A group of British coxswains were briefed in a pavilion, which was once a peacetime pleasure center located on a pier in Weymouth, England. During peacetime, Weymouth was an embarkation point for cruises to Britain’s Channel Islands.

 

 

Destroyer Gunners "Get the Word"
Dwight C. Shepler #144
Watercolor, June 4, 1944
88-199-ER

 

The great moment has come for these men two days before D-Day, when a destroyer gunnery officer briefed his gun director crews and main battery gunners. In a sealed ship the secret was unfolded, along with exhaustive maps, drawings and photographs of bombardment targets.
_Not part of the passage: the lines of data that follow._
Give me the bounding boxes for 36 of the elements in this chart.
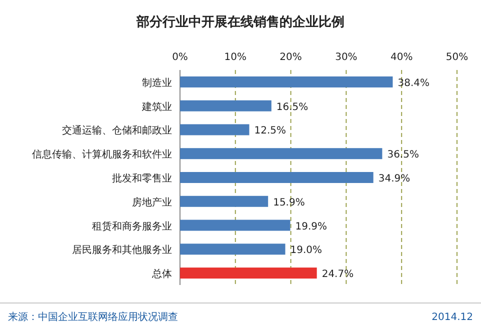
x-tick-label: 50% [446, 52, 468, 63]
y-tick-label: 制造业 [142, 76, 172, 89]
data-label: 36.5% [387, 150, 419, 161]
source-note: 来源：中国企业互联网络应用状况调查 [8, 311, 178, 323]
x-tick-label: 40% [390, 52, 413, 63]
data-label: 19.9% [295, 221, 328, 232]
data-label: 15.9% [273, 197, 305, 208]
bar [180, 268, 317, 279]
text: 2014.12 [432, 312, 473, 323]
y-tick-label: 总体 [151, 268, 172, 280]
x-tick-label: 30% [335, 52, 358, 63]
chart-title: 部分行业中开展在线销售的企业比例 [136, 14, 344, 30]
y-tick-label: 交通运输、仓储和邮政业 [62, 124, 172, 137]
y-tick-label: 居民服务和其他服务业 [72, 244, 172, 256]
data-label: 24.7% [322, 269, 354, 280]
bar [180, 196, 268, 207]
x-tick-label: 10% [224, 52, 247, 63]
data-label: 34.9% [378, 174, 410, 184]
data-label: 38.4% [398, 78, 430, 89]
bar [180, 220, 290, 231]
y-tick-label: 建筑业 [141, 100, 172, 113]
bar [180, 100, 272, 112]
x-tick-label: 0% [172, 52, 188, 63]
bar [180, 172, 374, 183]
data-label: 19.0% [290, 245, 322, 256]
y-tick-label: 批发和零售业 [112, 172, 172, 184]
bar [180, 244, 286, 255]
bar [180, 124, 250, 136]
y-tick-label: 信息传输、计算机服务和软件业 [32, 148, 172, 161]
y-tick-label: 房地产业 [132, 196, 172, 208]
bar [180, 76, 393, 88]
data-label: 16.5% [276, 102, 308, 113]
x-tick-label: 20% [280, 52, 302, 63]
data-label: 12.5% [254, 126, 286, 137]
y-tick-label: 租赁和商务服务业 [92, 220, 172, 232]
bar [180, 148, 382, 160]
The men had to know their objectives well, for there would be no time for error when they came into point blank range off the Normandy coast in the gathering light of D-Day’s early morning.

 

 

Loading LST on D-Day
Alexander P. Russo #9
Gouache, 1944
88-198-I

 

In a port somewhere in England, cranes swung combat vehicles and supplies aboard a Landing Ship Tank for transport to the D-Day beachhead. Combat-loading a ship was a job for a highly-trained specialist, since every inch of shipboard cargo space had to be efficiently used, and items that were needed first had to be loaded last. In this scene, combat-loaded trucks are shown entering the LST’s cargo deck through its open bow doors.